June, however, saw China’s first decline in milk production for the year, below both 2022 and 2021 year-on-year. With a strong start to the year, Chinese milk production remains up by 2.8% on the year to date. 

New Zealand supply was strong through the previous season with an 8.4% increase in May bringing the whole season to a surprising 0.2% increase. The wet weather that supported summer and autumn however, has had an impact on winter, with June’s figures posting a 0.2% decline. 

Figures haven’t been released for July yet, but we are also anticipating a slight ease albeit, June and July being the smallest milk production months of the season.
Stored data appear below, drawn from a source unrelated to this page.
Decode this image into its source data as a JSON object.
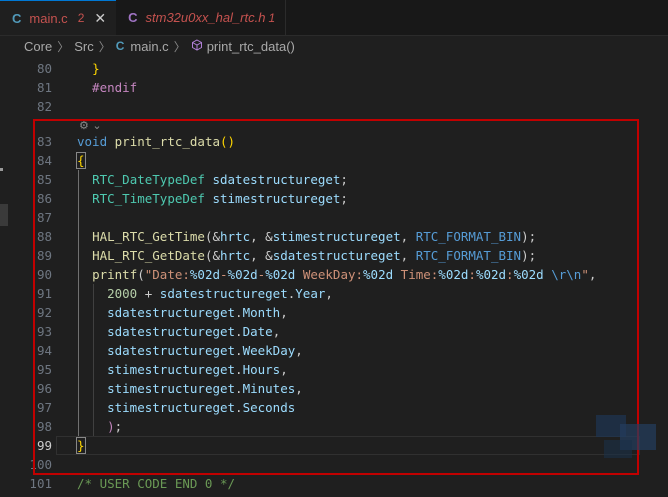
{
  "tabs": [
    {
      "icon": "C",
      "label": "main.c",
      "badge": "2",
      "close": "✕",
      "active": true
    },
    {
      "icon": "C",
      "label": "stm32u0xx_hal_rtc.h",
      "badge": "1",
      "active": false
    }
  ],
  "breadcrumb": {
    "items": [
      "Core",
      "Src"
    ],
    "file_icon": "C",
    "file": "main.c",
    "symbol_icon": "cube-icon",
    "symbol": "print_rtc_data()"
  },
  "codelens": "⚙︎ ⌄",
  "code": [
    {
      "ln": "80",
      "tokens": [
        [
          "p",
          "  "
        ],
        [
          "brace",
          "}"
        ]
      ]
    },
    {
      "ln": "81",
      "tokens": [
        [
          "ctrl",
          "  #endif"
        ]
      ]
    },
    {
      "ln": "82",
      "tokens": []
    },
    {
      "ln": "83",
      "tokens": [
        [
          "kw",
          "void"
        ],
        [
          "p",
          " "
        ],
        [
          "fn",
          "print_rtc_data"
        ],
        [
          "brace",
          "()"
        ]
      ]
    },
    {
      "ln": "84",
      "tokens": [
        [
          "brace",
          "{"
        ]
      ]
    },
    {
      "ln": "85",
      "tokens": [
        [
          "p",
          "  "
        ],
        [
          "type",
          "RTC_DateTypeDef"
        ],
        [
          "p",
          " "
        ],
        [
          "var",
          "sdatestructureget"
        ],
        [
          "p",
          ";"
        ]
      ]
    },
    {
      "ln": "86",
      "tokens": [
        [
          "p",
          "  "
        ],
        [
          "type",
          "RTC_TimeTypeDef"
        ],
        [
          "p",
          " "
        ],
        [
          "var",
          "stimestructureget"
        ],
        [
          "p",
          ";"
        ]
      ]
    },
    {
      "ln": "87",
      "tokens": []
    },
    {
      "ln": "88",
      "tokens": [
        [
          "p",
          "  "
        ],
        [
          "fn",
          "HAL_RTC_GetTime"
        ],
        [
          "p",
          "(&"
        ],
        [
          "var",
          "hrtc"
        ],
        [
          "p",
          ", &"
        ],
        [
          "var",
          "stimestructureget"
        ],
        [
          "p",
          ", "
        ],
        [
          "mac",
          "RTC_FORMAT_BIN"
        ],
        [
          "p",
          ");"
        ]
      ]
    },
    {
      "ln": "89",
      "tokens": [
        [
          "p",
          "  "
        ],
        [
          "fn",
          "HAL_RTC_GetDate"
        ],
        [
          "p",
          "(&"
        ],
        [
          "var",
          "hrtc"
        ],
        [
          "p",
          ", &"
        ],
        [
          "var",
          "sdatestructureget"
        ],
        [
          "p",
          ", "
        ],
        [
          "mac",
          "RTC_FORMAT_BIN"
        ],
        [
          "p",
          ");"
        ]
      ]
    },
    {
      "ln": "90",
      "tokens": [
        [
          "p",
          "  "
        ],
        [
          "fn",
          "printf"
        ],
        [
          "p",
          "("
        ],
        [
          "str",
          "\"Date:"
        ],
        [
          "fmt",
          "%02d"
        ],
        [
          "str",
          "-"
        ],
        [
          "fmt",
          "%02d"
        ],
        [
          "str",
          "-"
        ],
        [
          "fmt",
          "%02d"
        ],
        [
          "str",
          " WeekDay:"
        ],
        [
          "fmt",
          "%02d"
        ],
        [
          "str",
          " Time:"
        ],
        [
          "fmt",
          "%02d"
        ],
        [
          "str",
          ":"
        ],
        [
          "fmt",
          "%02d"
        ],
        [
          "str",
          ":"
        ],
        [
          "fmt",
          "%02d"
        ],
        [
          "str",
          " "
        ],
        [
          "mac",
          "\\r\\n"
        ],
        [
          "str",
          "\""
        ],
        [
          "p",
          ","
        ]
      ]
    },
    {
      "ln": "91",
      "tokens": [
        [
          "p",
          "    "
        ],
        [
          "num",
          "2000"
        ],
        [
          "p",
          " + "
        ],
        [
          "var",
          "sdatestructureget"
        ],
        [
          "p",
          "."
        ],
        [
          "var",
          "Year"
        ],
        [
          "p",
          ","
        ]
      ]
    },
    {
      "ln": "92",
      "tokens": [
        [
          "p",
          "    "
        ],
        [
          "var",
          "sdatestructureget"
        ],
        [
          "p",
          "."
        ],
        [
          "var",
          "Month"
        ],
        [
          "p",
          ","
        ]
      ]
    },
    {
      "ln": "93",
      "tokens": [
        [
          "p",
          "    "
        ],
        [
          "var",
          "sdatestructureget"
        ],
        [
          "p",
          "."
        ],
        [
          "var",
          "Date"
        ],
        [
          "p",
          ","
        ]
      ]
    },
    {
      "ln": "94",
      "tokens": [
        [
          "p",
          "    "
        ],
        [
          "var",
          "sdatestructureget"
        ],
        [
          "p",
          "."
        ],
        [
          "var",
          "WeekDay"
        ],
        [
          "p",
          ","
        ]
      ]
    },
    {
      "ln": "95",
      "tokens": [
        [
          "p",
          "    "
        ],
        [
          "var",
          "stimestructureget"
        ],
        [
          "p",
          "."
        ],
        [
          "var",
          "Hours"
        ],
        [
          "p",
          ","
        ]
      ]
    },
    {
      "ln": "96",
      "tokens": [
        [
          "p",
          "    "
        ],
        [
          "var",
          "stimestructureget"
        ],
        [
          "p",
          "."
        ],
        [
          "var",
          "Minutes"
        ],
        [
          "p",
          ","
        ]
      ]
    },
    {
      "ln": "97",
      "tokens": [
        [
          "p",
          "    "
        ],
        [
          "var",
          "stimestructureget"
        ],
        [
          "p",
          "."
        ],
        [
          "var",
          "Seconds"
        ]
      ]
    },
    {
      "ln": "98",
      "tokens": [
        [
          "p",
          "    "
        ],
        [
          "ctrl",
          ")"
        ],
        [
          "p",
          ";"
        ]
      ]
    },
    {
      "ln": "99",
      "tokens": [
        [
          "brace",
          "}"
        ]
      ],
      "current": true
    },
    {
      "ln": "100",
      "tokens": []
    },
    {
      "ln": "101",
      "tokens": [
        [
          "cmt",
          "/* USER CODE END 0 */"
        ]
      ]
    }
  ],
  "colors": {
    "highlight_box": "#c10000",
    "active_tab_border": "#0078d4",
    "error_text": "#c5524f"
  }
}
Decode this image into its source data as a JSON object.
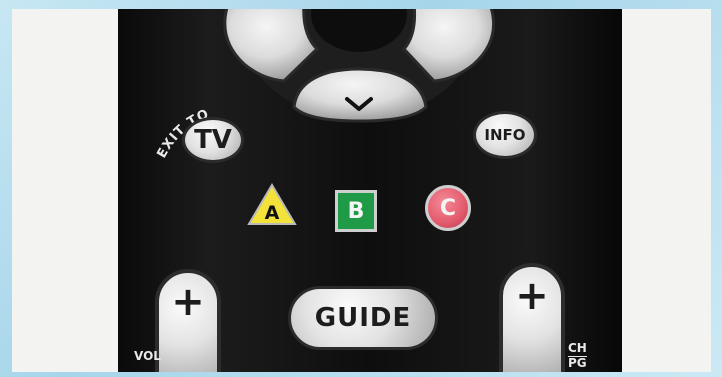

Despite a slow start to the season, with low demand out of NZ’s largest dairy export partner (China), there is still inventory left to clear. 

The United States and Europe have also managed to stay afloat in milk production despite unfavourable weather in parts, and with inflation affecting their domestic markets, both regions are also swimming in dairy inventory. 

Looking forward, supply is likely to tighten. The impact of low dairy prices on the Fonterra Farmgate Milk Price is hurting farmers’ margins, with $1.25/kg milksolids (MS) taken off the forecast over the last two weeks to the current forecast of $6.75/kg MS. The NZX forecast for the season sits slightly lower at $6.63/kgMS. 

Reports around the country suggest farmers are looking to reduce feed and fertiliser to mitigate cost, with expected declines in production as we head into the spring peak months. 

With drought continuing through Europe and looming hurricanes heading towards the US, there is also speculation about the steadiness of their milk production. And there is further speculation on the continuation of China’s milk production dipping further as the country suffers economic woes and increased farming costs. 

In addition to the supply deficit, recent news out of China suggests their government intends to boost domestic consumption through stimulus, giving hope to dairy demand lifting.